Sclerotherapy of varicose veins, varicose veins and spider veins began centuries. In fact, the first time spoken of sclerotherapy is in Indian medicine in the years 800-600 BC, when the veins and cauterized and phlebectomies were made.
The first treatments of varicose veins
Hippocrates, in 460-377 BC, he was varicose veins by injecting different substances to cause its thrombosis and obliteration of them.
Chassaignac, Valette, Petrequin and Desgranges made the first formal sclerosis with iron perchloride and presented their work at the Academy of Medicine in Paris in 1853, and Delore advocated at the Congress of Lyon that the injection should be sclerosing and not coagulant, ie , which must not produce fibrosis and thrombosis. Due to complications at first was a prohibited method and inadvisable.
During the First World War it was observed that the mercurial preparations were used for the treatment of syphilis caused sclerosis of the veins of the arms, Paul Linser then popularized in 1916, sclerosis of varicose veins of the lower extremities injecting a serum hypertonic saline.
It is not until J. Sicard (1919-1920) that sodium salicylate is used in the treatment of varicose veins, later being R.Tourney that standardizes the technique and discloses worldwide. And since then, he has continued to make progress knowledge in the art of sclerosis of varices until today, we have a wide variety of techniques and methods to try to safe, effective and aesthetic form varicose veins and spider veins with sclerotherapy techniques.
The importance of diagnosis of varicose veins
Before indicating the most appropriate treatment by specialists in Angiology and Vascular Surgery it is important to determine its origin, which can be done by a venous clinical history, physical examination and adequate detailed examination with Eco-doppler. After determining the etiology of varicose veins is possible to decide what will be the most appropriate treatment, including treatment eslcerosante.
Sclerotherapy for varicose veins
Sclerosis involves the injection of a substance within the venous dilation, which causes irritation inside the vessel, with peeling wall, all causes thrombosis, collapse and / or fibrosis of the vessel and subsequently absorption occurs, with disappearance of the same.
Depending on the size of the vein sclerosing various substances, ranging from micro - foam, liquid or sclerosis to crioesclerosis are used.
The size of the vein is important to determine the type of sclerosing: the Crioesclerosis is justified only in reticular veins and telangiectasia of small and very shallow.
The crioesclerosis is the association of cold sclerotherapy. It is used C02 cooling liquid sclerosing liquid at -40 °, thereby to inject vessel vasoconstriction is achieved, and thus a lower injection sclerotherapy and optimal treatment outcome is achieved.
The type of needle is also important: in crioesclerosis 25 to 27 G needles used with syringes small because the glass is only small caliber and with this kind of needles can be channeled.

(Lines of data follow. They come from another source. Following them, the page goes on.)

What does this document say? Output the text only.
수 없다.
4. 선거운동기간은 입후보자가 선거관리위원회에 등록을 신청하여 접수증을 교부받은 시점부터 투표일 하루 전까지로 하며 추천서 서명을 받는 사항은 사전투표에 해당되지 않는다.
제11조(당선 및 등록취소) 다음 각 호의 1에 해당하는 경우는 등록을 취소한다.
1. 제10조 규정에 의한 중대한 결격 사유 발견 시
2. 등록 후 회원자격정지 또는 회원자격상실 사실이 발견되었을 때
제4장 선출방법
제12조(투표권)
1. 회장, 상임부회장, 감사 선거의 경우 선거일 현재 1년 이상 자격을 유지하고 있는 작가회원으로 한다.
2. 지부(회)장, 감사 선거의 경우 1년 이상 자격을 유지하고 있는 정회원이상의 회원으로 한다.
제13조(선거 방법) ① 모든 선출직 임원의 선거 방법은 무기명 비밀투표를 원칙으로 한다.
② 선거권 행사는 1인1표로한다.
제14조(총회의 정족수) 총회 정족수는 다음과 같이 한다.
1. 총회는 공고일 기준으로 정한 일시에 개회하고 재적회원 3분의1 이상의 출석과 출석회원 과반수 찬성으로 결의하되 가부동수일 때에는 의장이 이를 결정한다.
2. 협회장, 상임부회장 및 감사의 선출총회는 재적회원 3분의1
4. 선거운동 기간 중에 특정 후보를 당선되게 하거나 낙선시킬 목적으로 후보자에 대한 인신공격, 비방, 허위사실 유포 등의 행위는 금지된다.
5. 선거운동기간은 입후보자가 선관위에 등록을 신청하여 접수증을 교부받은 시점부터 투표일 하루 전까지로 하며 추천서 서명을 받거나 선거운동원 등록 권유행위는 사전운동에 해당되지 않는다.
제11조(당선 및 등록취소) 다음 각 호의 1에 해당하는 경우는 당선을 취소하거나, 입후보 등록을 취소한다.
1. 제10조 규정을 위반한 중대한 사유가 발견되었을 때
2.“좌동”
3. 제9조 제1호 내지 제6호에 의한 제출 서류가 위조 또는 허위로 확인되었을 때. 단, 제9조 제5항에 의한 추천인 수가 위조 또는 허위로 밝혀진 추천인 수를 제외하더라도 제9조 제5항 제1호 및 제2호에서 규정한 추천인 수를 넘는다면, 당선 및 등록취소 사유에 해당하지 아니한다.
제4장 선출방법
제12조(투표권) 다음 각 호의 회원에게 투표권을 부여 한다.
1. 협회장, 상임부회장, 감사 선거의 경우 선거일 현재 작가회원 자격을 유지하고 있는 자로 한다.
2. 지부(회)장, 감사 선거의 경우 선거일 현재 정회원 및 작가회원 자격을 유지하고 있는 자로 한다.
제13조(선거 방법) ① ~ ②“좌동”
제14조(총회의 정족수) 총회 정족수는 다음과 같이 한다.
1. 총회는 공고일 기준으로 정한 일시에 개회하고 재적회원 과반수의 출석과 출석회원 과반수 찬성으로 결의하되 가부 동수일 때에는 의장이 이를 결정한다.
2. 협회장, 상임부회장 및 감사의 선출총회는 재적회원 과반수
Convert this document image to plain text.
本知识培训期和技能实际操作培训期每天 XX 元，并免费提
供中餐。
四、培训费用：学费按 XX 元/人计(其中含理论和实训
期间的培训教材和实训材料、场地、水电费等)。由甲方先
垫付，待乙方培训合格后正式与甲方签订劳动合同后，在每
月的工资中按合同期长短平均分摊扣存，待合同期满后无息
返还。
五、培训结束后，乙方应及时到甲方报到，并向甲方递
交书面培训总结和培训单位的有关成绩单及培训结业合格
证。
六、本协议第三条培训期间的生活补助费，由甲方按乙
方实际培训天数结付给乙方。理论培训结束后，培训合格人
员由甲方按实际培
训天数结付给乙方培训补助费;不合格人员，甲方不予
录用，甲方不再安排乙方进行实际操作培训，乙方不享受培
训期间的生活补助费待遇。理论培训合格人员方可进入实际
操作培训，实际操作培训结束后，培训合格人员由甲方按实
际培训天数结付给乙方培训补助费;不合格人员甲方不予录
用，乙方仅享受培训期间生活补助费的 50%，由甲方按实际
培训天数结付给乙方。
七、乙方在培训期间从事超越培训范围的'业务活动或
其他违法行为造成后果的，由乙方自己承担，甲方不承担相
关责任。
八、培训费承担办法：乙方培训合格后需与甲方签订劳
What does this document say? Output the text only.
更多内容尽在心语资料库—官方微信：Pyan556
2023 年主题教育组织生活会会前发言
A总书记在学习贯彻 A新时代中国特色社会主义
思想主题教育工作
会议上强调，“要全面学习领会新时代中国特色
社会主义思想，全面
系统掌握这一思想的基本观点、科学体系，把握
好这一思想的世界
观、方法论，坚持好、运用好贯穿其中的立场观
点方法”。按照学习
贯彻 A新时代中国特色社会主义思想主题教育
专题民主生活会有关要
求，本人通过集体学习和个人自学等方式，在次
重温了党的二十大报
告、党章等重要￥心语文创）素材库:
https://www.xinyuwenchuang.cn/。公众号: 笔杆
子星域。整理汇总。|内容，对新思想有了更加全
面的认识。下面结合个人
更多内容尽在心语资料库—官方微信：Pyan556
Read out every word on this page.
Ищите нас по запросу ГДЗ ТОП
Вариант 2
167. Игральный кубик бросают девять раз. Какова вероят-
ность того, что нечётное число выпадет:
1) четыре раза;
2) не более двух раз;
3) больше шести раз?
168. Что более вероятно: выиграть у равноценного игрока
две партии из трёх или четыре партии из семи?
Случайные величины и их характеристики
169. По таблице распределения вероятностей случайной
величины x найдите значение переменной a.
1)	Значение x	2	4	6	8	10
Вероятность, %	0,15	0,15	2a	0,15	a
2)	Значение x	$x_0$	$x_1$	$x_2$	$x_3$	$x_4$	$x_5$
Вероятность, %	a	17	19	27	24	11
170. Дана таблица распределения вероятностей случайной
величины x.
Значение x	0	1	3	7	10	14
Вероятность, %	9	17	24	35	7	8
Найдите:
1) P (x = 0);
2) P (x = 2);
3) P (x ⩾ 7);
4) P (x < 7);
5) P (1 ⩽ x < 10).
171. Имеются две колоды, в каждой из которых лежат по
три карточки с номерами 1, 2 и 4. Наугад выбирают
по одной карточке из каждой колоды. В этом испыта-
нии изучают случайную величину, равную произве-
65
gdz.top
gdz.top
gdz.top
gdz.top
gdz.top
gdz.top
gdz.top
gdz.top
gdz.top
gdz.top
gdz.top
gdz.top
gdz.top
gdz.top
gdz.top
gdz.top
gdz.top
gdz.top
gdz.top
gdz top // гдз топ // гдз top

The additional measures are making good subsequent compression treatment in the form of elastic stocking Class I.
The crioesclerosis is justified in small veins less than 2mm in diameter, and its treatment should be performed after sclerosing the larger veins. Given the size of these veins often magnifiers, glasses or skin power sources are used to display the vessel and its power or feeder vessel. The material is very fine needles and syringes to inject 2-3 ml product, always without exerting undue pressure as this can break the glass. Sclerosing extravasation can lead to complications of the most common, as is the matting.
Complications of sclerotherapy
• sclerotherapy usually does not cause serious complications, beyond small hematomas at the puncture sites, which are reabsorbed and disappear in a few days.• Beyond the hematomas, one of the possible complications after sclerotherapy is skin pigmentation. Its frequency varies greatly depending on the series, type of treated veins, techniques and materials used. It consists of a brown-purple tint in the path of the sclerotic vein thrombosis because of it. It is possible to evacuate the clot before it causes skin pigmentation, since once established, it will take a year to disappear. Treatment is also premature evacuation thrombus, anti-inflammatory creams, vitamin K and hydroquinone.
• The matting, another complication is the appearance of veins around the sclerotic areas, small veins (0.2 mm). In most cases it is due to the presence of vanishing points for insufficient perforating vein.
• urticaria, rare complication is a rare allergic reaction due to the injection of any drug (in this case, the sclerosing).
• The most serious, although rare, sclerotherapy complication is skin ulcers: skin necrosis secondary to extravasation of sclerotherapy and usually occurs at the site of the puncture. It is because very irritating sclerosing injections or high doses, although its appearance is exceptional.
While complications are rare, its incidence is very rare in the crioesclerosis, where there have been described pigmentation or skin lesions. Therefore it is considered that the crioesclerosis is the ideal treatment in small vessels, as it provides many advantages in terms of technical performance, aesthetics and safety.
Principal author: Dr. José María Mestres Sales, in collaboration with Dr.. Mestres Alomar.